Please be acquainted with the proper use of these terms:

pentimenti

impasto

realism

genre painting

bodegone

burgher

bozzetto

modello

still-life

momento mori

fresco

concetto

usus

naer het leven

chiaroscuro

tenebroso

quadri ripartati

di sotto in su

alla prima

 

 

TUTORIAL WORKSHEETS

Tutorials begin in week 2 of the semester. Please note that a worksheet is included here under 'Files' that relates to each week’s tutorial. These worksheets should be used in conjunction with the assigned reading for the tutorial – that is, you need to do the reading in advance of the tutorial.

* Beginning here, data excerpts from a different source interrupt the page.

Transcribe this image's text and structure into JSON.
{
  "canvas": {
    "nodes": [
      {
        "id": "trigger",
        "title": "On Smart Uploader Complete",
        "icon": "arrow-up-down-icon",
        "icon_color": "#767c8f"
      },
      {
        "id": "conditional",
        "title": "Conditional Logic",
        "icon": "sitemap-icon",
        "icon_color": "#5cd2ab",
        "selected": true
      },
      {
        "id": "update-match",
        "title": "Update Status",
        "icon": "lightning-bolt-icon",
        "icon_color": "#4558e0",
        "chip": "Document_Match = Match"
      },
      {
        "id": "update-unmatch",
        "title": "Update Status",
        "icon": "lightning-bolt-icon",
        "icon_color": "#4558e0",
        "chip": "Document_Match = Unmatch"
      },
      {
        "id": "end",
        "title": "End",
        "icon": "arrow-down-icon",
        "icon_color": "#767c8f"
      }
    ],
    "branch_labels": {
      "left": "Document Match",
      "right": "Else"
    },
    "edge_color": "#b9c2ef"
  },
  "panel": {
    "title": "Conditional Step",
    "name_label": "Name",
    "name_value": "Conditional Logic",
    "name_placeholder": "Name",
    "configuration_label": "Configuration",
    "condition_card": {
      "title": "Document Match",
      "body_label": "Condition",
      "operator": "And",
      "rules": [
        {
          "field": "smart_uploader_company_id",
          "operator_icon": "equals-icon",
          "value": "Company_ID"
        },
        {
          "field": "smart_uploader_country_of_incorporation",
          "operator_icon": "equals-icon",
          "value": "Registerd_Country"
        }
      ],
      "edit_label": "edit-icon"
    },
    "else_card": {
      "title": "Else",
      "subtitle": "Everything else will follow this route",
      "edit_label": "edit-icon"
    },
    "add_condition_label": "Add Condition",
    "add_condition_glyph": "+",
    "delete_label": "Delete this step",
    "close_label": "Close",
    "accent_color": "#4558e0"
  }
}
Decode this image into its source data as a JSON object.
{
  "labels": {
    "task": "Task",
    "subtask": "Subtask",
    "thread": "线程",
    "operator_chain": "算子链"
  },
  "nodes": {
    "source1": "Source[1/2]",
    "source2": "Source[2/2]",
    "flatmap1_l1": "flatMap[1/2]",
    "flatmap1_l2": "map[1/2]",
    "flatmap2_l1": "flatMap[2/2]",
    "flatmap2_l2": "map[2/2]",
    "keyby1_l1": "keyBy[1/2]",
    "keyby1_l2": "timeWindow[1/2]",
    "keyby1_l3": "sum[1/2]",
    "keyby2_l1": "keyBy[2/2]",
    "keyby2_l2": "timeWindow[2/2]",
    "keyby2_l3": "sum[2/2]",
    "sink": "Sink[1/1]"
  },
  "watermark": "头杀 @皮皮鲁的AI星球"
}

Please bring the completed worksheet to the tutorial with you.

 

LATE ASSIGNMENTS

Late papers will be penalized 5 points for every week late. The exception is for medical emergencies, for which I need to be contacted within a week of the doctor’s note. If you are experiencing difficulty with an assignment, please contact me well in advance of the due date (at least a week) and I can help and may arrange an extension. No papers will be accepted two weeks after the due date except for pre-approved cases.

 

 

 Workload and deadlines for submission of coursework           

The University of Auckland's expectation is that students spend 10 hours per week on a 15-point course, including time in class and personal study. Students should manage their academic workload and other commitments accordingly. Deadlines for coursework are set by course convenors and will be advertised in course material. You should submit your work on time. In extreme circumstances, such as illness, you may seek an extension but you may be required to provide supporting information before the assignment is due. Late assignments without a pre-approved extension may be penalised by loss of marks – check course information for details.